Methods: Using a mixed methods approach, qualitative and quantitative data from the Ontario Incidence Study of Reported Child Abuse and Neglect 2013 were used to provide a profile of investigations involving medical neglect in Ontario in order to identify policy and practice implications. Investigations involving medical neglect for children age 0 to 15 were compared to other forms of maltreatment using descriptive and chi-square analyses. Qualitative analysis of case narratives followed the triangulation design validating quantitative data method to provide thematic support for the results of the quantitative analysis.
Results: An estimated 1,774 medical neglect investigations were conducted in Canada in 2008, representing 2% of all maltreatment investigations. Of the 1,774 medical neglect investigations, only 34% were substantiated (an estimated 610 investigations. Medical neglect investigations were most often referred by school personnel (19%), followed by a relative (9%), community physician (9%) or community health nurse (9%).
Several significant differences emerged with regard to child, caregiver and household characteristics. Investigations focusing on medical neglect were significantly more likely to involve infants; involve a child who failed to meet developmental milestones, had a physical disability, or had Fetal Alcohol Syndrome. Medical neglect investigations were more likely to involve a caregiver who is a lone-parent; who has a mental health issue, few social supports, or a history of foster care/group home in childhood. Physical harm was more often noted for medical neglect investigations. The household’s primary source of income was more often social assistance/benefits and the worker was more likely to endorse that the family ran out of money for basic necessities in the past six months.
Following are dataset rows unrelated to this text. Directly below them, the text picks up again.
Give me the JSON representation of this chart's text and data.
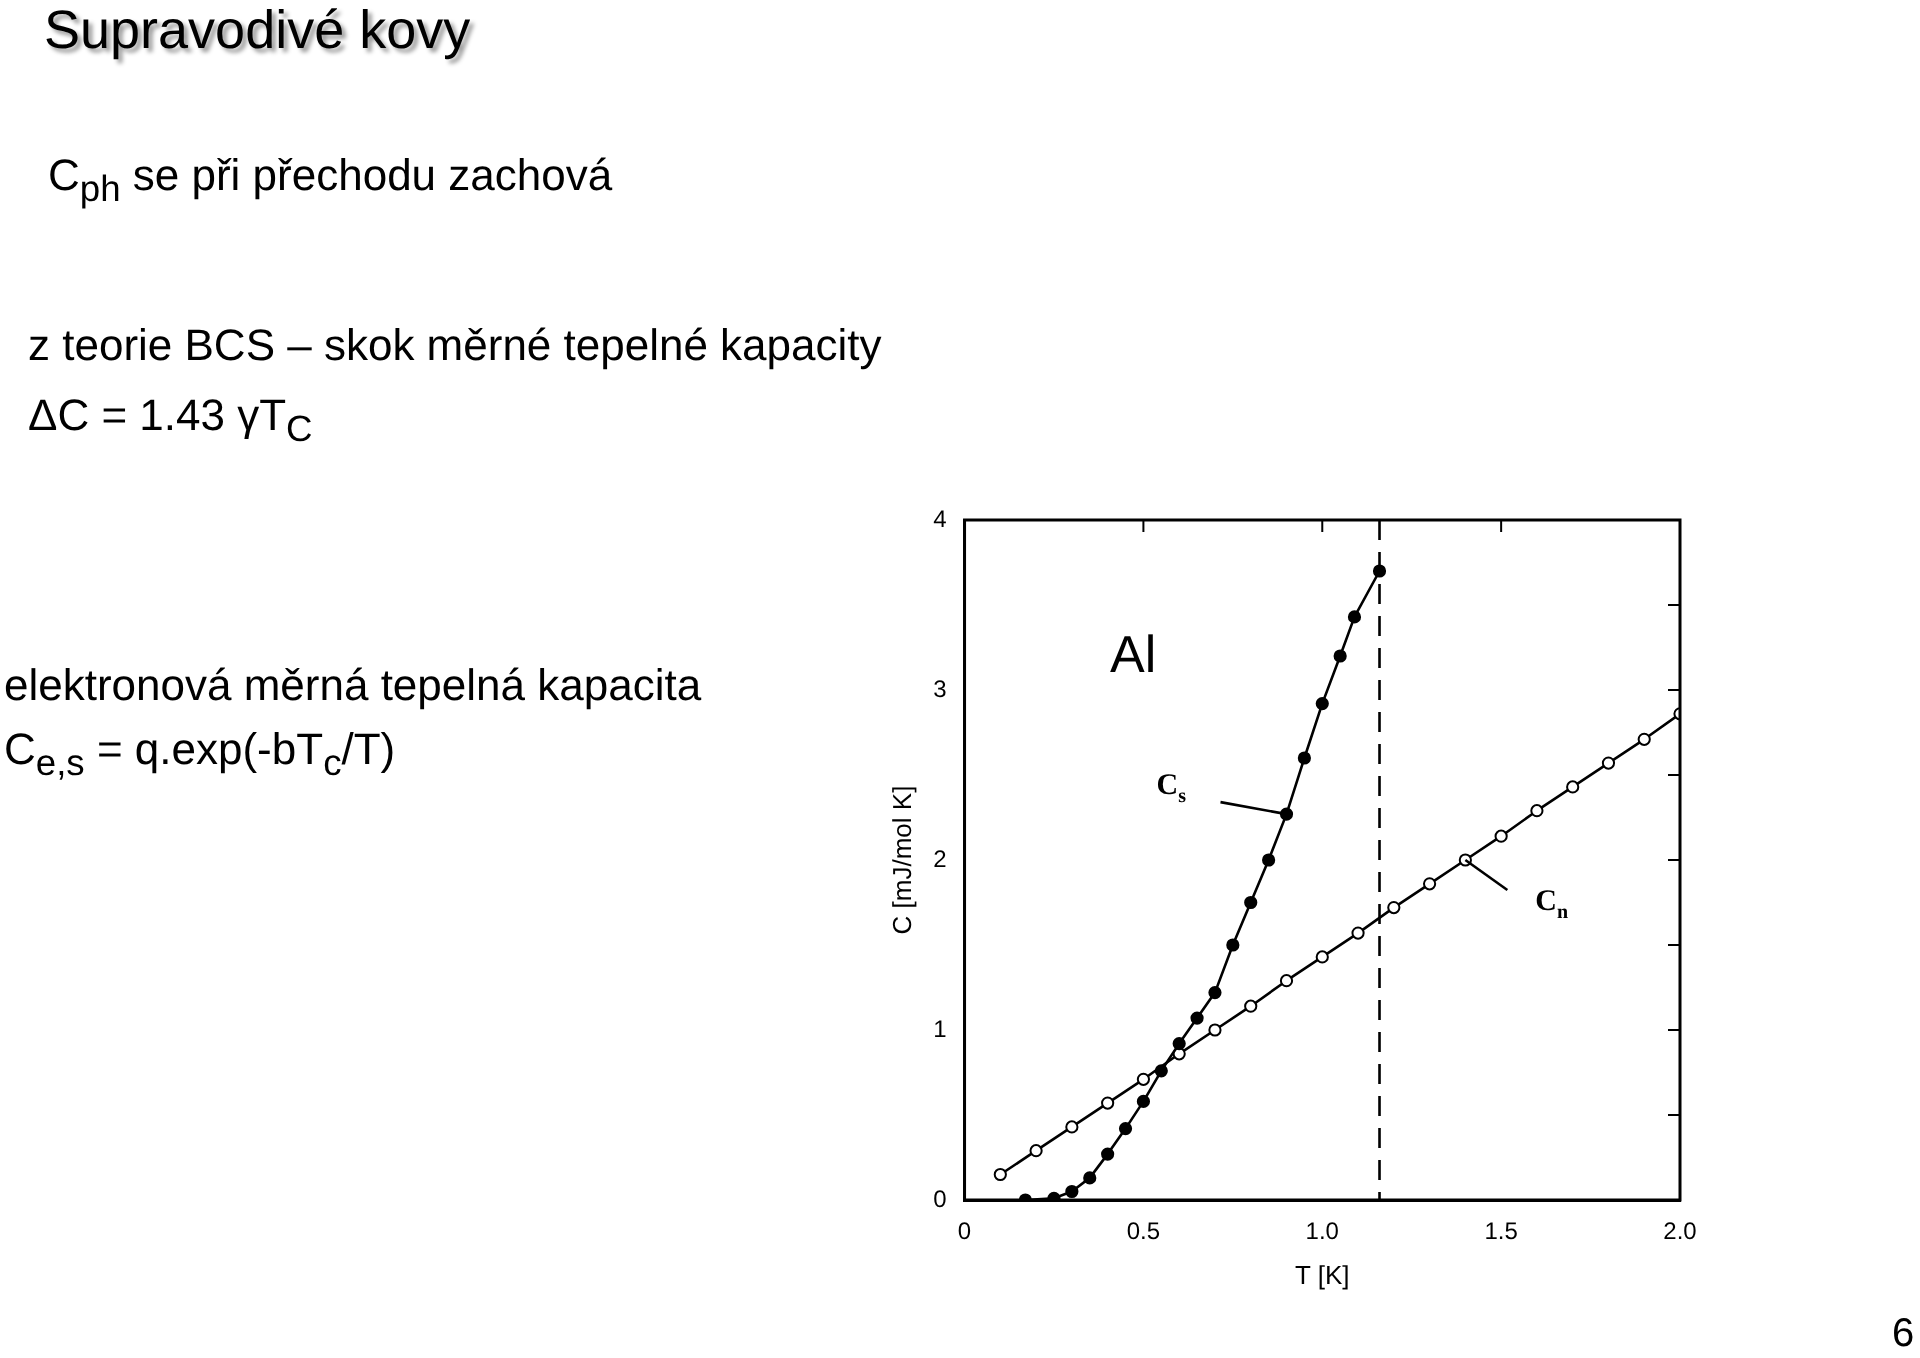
{
  "chart_data": {
    "type": "line",
    "title": "Supravodivé kovy",
    "xlabel": "T [K]",
    "ylabel": "C [mJ/mol K]",
    "annotations": [
      "C$_{ph}$ se při přechodu zachová",
      "z teorie BCS – skok měrné tepelné kapacity",
      "ΔC = 1.43 γT$_{C}$",
      "elektronová měrná tepelná kapacita",
      "C$_{e,s}$ = q.exp(-bT$_{c}$/T)",
      "6",
      "Al"
    ],
    "xlim": [
      0,
      2
    ],
    "xticks": [
      0,
      0.5,
      {
        "value": 1,
        "label": "1.0"
      },
      1.5,
      {
        "value": 2,
        "label": "2.0"
      }
    ],
    "ylim": [
      0,
      4
    ],
    "yticks": [
      0,
      {
        "value": 0.5,
        "label": null
      },
      1,
      {
        "value": 1.5,
        "label": null
      },
      2,
      {
        "value": 2.5,
        "label": null
      },
      3,
      {
        "value": 3.5,
        "label": null
      },
      4
    ],
    "grid": false,
    "marker": "circle",
    "line_style": "solid",
    "ref_lines": [
      {
        "axis": "x",
        "value": 1.16,
        "line_style": "dashed",
        "color": "#000000"
      }
    ],
    "series": [
      {
        "name": "C$_{s}$",
        "color": "#000000",
        "x": [
          0.17,
          0.25,
          0.3,
          0.35,
          0.4,
          0.45,
          0.5,
          0.55,
          0.6,
          0.65,
          0.7,
          0.75,
          0.8,
          0.85,
          0.9,
          0.95,
          1.0,
          1.05,
          1.09,
          1.16
        ],
        "values": [
          0.0,
          0.01,
          0.05,
          0.13,
          0.27,
          0.42,
          0.58,
          0.76,
          0.92,
          1.07,
          1.22,
          1.5,
          1.75,
          2.0,
          2.27,
          2.6,
          2.92,
          3.2,
          3.43,
          3.7
        ]
      },
      {
        "name": "C$_{n}$",
        "color": "#000000",
        "x": [
          0.1,
          0.2,
          0.3,
          0.4,
          0.5,
          0.6,
          0.7,
          0.8,
          0.9,
          1.0,
          1.1,
          1.2,
          1.3,
          1.4,
          1.5,
          1.6,
          1.7,
          1.8,
          1.9,
          2.0
        ],
        "values": [
          0.15,
          0.29,
          0.43,
          0.57,
          0.71,
          0.86,
          1.0,
          1.14,
          1.29,
          1.43,
          1.57,
          1.72,
          1.86,
          2.0,
          2.14,
          2.29,
          2.43,
          2.57,
          2.71,
          2.86
        ]
      }
    ]
  }
}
Qualitative analysis provided a rich description of six distinct forms of medical neglect leading to the initiation of a medical neglect investigation: neglect of dental needs, neglect of healthcare needs related to a specific medical condition, neglect of needs related to a developmental concern, neglect of mental health needs, failure to attend routine medical appointments and neglect of primary healthcare needs.
Conclusions and Implications: Our analysis provides further evidence that investigations focusing on medical neglect involve families with numerous child, caregiver and household-level needs requiring a coordinated service response. We suggest that categories of referral related to medical neglect could be used to guide the provision of services.